This central conceit creates a wealth of literary opportunities for Morgan, but it also raises tremendous philosophical issues, which the warrior/philosopher Kovacs deals with at various levels throughout the novels. Who are we if appearance no longer at least in part dictates our notion of self? What is the value of life when it becomes commoditized? How can we trust ourselves, let alone anyone else, in a universe such as this?

Yet, in spite of their philosophical implications, the novels' triumph is that they don't get bogged down in heavy-handed, teeth-gnashing analysis paralysis. Rather, the philosophical musings about the human condition are couched in what are ultimately riveting, action-driven thrillers. Altered Carbon, the first Takeshi Kovacs novel (and Morgan's first novel as well), doesn't give readers much time to catch their breath, as they are thrown into the midst of a seedy future Earth, where Kovacs is decanted (yet another term for re-sleeving) out of a prison sentence to solve a crime. This first novel is pure crime noir, or future noir, or cyber noir...or, just noir in general if the other appendages don't seem to fit.

The second novel, Broken Angels, takes a surprising departure from the first and becomes largely a military adventure novel on a planet far away from the Earth of the first novel. It is to Morgan's credit that Kovacs is such a robust and versatile character that he can fit a variety of story parameters.

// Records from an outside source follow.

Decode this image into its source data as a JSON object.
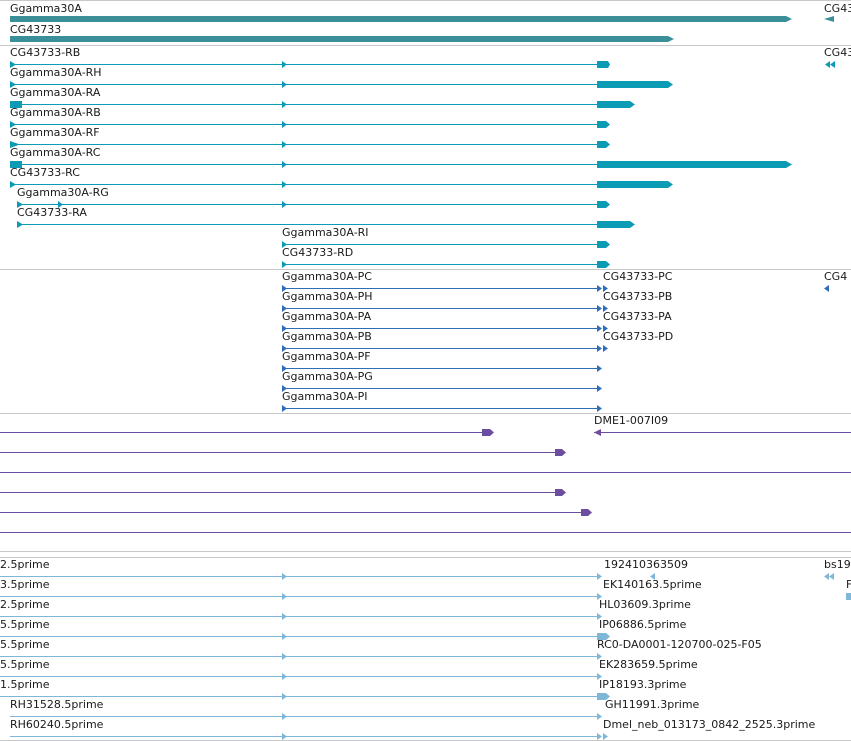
{
  "colors": {
    "gene": "#3a8f98",
    "transcript": "#0c9bb5",
    "protein": "#2f6db8",
    "est_mrna": "#6b4ea0",
    "cdna": "#7fb7d9",
    "separator": "#c8c8c8"
  },
  "genes": [
    {
      "label": "Ggamma30A"
    },
    {
      "label": "CG43733"
    },
    {
      "label": "CG43"
    }
  ],
  "transcripts": [
    {
      "label": "CG43733-RB"
    },
    {
      "label": "Ggamma30A-RH"
    },
    {
      "label": "Ggamma30A-RA"
    },
    {
      "label": "Ggamma30A-RB"
    },
    {
      "label": "Ggamma30A-RF"
    },
    {
      "label": "Ggamma30A-RC"
    },
    {
      "label": "CG43733-RC"
    },
    {
      "label": "Ggamma30A-RG"
    },
    {
      "label": "CG43733-RA"
    },
    {
      "label": "Ggamma30A-RI"
    },
    {
      "label": "CG43733-RD"
    },
    {
      "label": "CG43"
    }
  ],
  "proteins": [
    {
      "label": "Ggamma30A-PC"
    },
    {
      "label": "Ggamma30A-PH"
    },
    {
      "label": "Ggamma30A-PA"
    },
    {
      "label": "Ggamma30A-PB"
    },
    {
      "label": "Ggamma30A-PF"
    },
    {
      "label": "Ggamma30A-PG"
    },
    {
      "label": "Ggamma30A-PI"
    },
    {
      "label": "CG43733-PC"
    },
    {
      "label": "CG43733-PB"
    },
    {
      "label": "CG43733-PA"
    },
    {
      "label": "CG43733-PD"
    },
    {
      "label": "CG4"
    }
  ],
  "est_mrna": [
    {
      "label": "DME1-007I09"
    }
  ],
  "cdna": [
    {
      "label": "2.5prime"
    },
    {
      "label": "3.5prime"
    },
    {
      "label": "2.5prime"
    },
    {
      "label": "5.5prime"
    },
    {
      "label": "5.5prime"
    },
    {
      "label": "5.5prime"
    },
    {
      "label": "1.5prime"
    },
    {
      "label": "RH31528.5prime"
    },
    {
      "label": "RH60240.5prime"
    },
    {
      "label": "192410363509"
    },
    {
      "label": "EK140163.5prime"
    },
    {
      "label": "HL03609.3prime"
    },
    {
      "label": "IP06886.5prime"
    },
    {
      "label": "RC0-DA0001-120700-025-F05"
    },
    {
      "label": "EK283659.5prime"
    },
    {
      "label": "IP18193.3prime"
    },
    {
      "label": "GH11991.3prime"
    },
    {
      "label": "Dmel_neb_013173_0842_2525.3prime"
    },
    {
      "label": "bs19"
    },
    {
      "label": "F"
    }
  ]
}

Both novels take a particularly grim and pessimistic view of humanity, which manifests in Kovacs' noir-style first person narration. Still, Kovacs is as conflicted as we are as readers, and his mistakes often make him all the more endearing as a character.

As a word of caution, these novels are for highly mature readers. Morgan doesn't hold back in terms of language, violence or other graphic content. It fits with the universe he has created for Kovacs, but it might not be for every reader.